The rise and fall of St. Louis and other cities and towns stuck in the middle.
It comes down to lack of anti-trust laws and enforcement.
From the link:
St. Louisans, like Americans generally, take pride in their self-reliance. When things turn sour, they don’t blame others, but instead channel their energy to make their city better. While the convention business has declined, hosting only 350,000 visitors last year, local leaders are looking to renovate and upgrade the city’s key event space. A consortium of the city’s hospitals and universities has created a 200-acre innovation district in midtown St. Louis to nurture bioscience and pharmaceutical start-up companies. The Donald Danforth Plant Science Center, funded by Monsanto’s philanthropic arm and the family that founded Ralston Purina, is doing the same in the agricultural-tech sector. Square announced last year that it would open a new office in St. Louis and hire 200 peopl.
A few St. Louis businessmen and politicians even tried assembling a package of taxpayer-funded incentives to convince Stan Kroenke not to move the Rams to L.A. But Kroenke didn’t take the bait. Interestingly, most St. Louisans reacted with contempt to the plan to try to bribe Kroenke with more public money. St. Louis Mayor Francis Slay announced that he and his city were done negotiating with the NFL, proclaiming, “[C]ities and hometown fans are commodities to be abandoned once they no longer suit the league’s purposes.” Having been through several of these cycles, St. Louisans now understand, more than they used to, that the game is rigged—that they could have a football team in a heartbeat if the NFL expanded the number of franchises to match the number of cities that can clearly support one. That’s how fair markets are supposed to work.

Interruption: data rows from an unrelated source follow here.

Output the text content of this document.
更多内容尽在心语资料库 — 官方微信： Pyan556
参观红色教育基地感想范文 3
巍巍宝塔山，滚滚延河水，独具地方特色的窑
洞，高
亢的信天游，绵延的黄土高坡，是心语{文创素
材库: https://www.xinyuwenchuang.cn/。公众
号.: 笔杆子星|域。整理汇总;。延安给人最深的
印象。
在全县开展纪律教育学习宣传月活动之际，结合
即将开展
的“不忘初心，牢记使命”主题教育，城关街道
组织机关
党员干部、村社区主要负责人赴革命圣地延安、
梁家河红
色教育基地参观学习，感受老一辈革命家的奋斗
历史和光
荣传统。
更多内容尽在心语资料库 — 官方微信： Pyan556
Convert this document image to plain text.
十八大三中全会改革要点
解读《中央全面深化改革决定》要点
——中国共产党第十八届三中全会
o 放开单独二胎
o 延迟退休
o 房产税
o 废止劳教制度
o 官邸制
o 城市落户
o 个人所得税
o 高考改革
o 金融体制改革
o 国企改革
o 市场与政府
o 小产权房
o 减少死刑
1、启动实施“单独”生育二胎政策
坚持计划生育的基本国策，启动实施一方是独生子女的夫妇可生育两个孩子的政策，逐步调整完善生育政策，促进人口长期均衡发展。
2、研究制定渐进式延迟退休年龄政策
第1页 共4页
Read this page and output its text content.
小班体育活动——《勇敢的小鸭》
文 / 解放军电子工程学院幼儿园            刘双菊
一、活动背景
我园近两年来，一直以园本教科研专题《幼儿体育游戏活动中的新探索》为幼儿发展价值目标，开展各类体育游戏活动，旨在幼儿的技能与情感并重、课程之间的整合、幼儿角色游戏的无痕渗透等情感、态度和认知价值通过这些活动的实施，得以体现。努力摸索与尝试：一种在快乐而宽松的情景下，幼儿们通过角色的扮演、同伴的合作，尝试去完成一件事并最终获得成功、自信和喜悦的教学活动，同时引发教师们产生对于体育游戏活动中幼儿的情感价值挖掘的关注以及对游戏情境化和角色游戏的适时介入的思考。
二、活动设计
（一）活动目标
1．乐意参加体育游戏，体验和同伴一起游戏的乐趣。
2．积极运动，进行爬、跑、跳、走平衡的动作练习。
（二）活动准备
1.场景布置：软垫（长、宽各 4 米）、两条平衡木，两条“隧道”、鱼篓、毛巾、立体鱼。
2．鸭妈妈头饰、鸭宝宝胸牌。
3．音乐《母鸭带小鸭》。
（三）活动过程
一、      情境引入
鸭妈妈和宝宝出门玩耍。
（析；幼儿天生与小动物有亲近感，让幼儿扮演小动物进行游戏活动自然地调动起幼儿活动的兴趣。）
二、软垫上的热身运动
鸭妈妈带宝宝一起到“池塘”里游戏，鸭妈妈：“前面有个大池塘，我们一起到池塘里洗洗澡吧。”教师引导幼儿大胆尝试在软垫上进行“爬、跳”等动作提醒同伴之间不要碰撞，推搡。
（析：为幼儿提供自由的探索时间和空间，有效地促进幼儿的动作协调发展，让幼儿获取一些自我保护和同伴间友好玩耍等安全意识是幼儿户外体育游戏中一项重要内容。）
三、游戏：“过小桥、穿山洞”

Applying that lesson more broadly, when the citizens of St. Louis—and of other small- and medium-sized cities across the country—look at the decline of their local economies, they may consider a different explanation than the one Kroenke offered. The economic fates of their communities may not be the result of their own failings, or of an inability to lure educated “creative class” types, or of offshoring or deindustrialization, or of the workings of a mysterious and immutable free market. Rather, their fates may be the result of decisions in Washington, influenced by a small group of legal scholars and economists, to overturn antitrust laws passed by elected officials of both parties over the course of the 20th century. These decisions quietly changed the rules of America’s economy to be more like the NFL’s, in which monopoly power isn’t fought but catered to, in which economic opportunity isn’t disbursed but consolidated, in which fewer cities—and fewer Americans—get a fair chance to compete.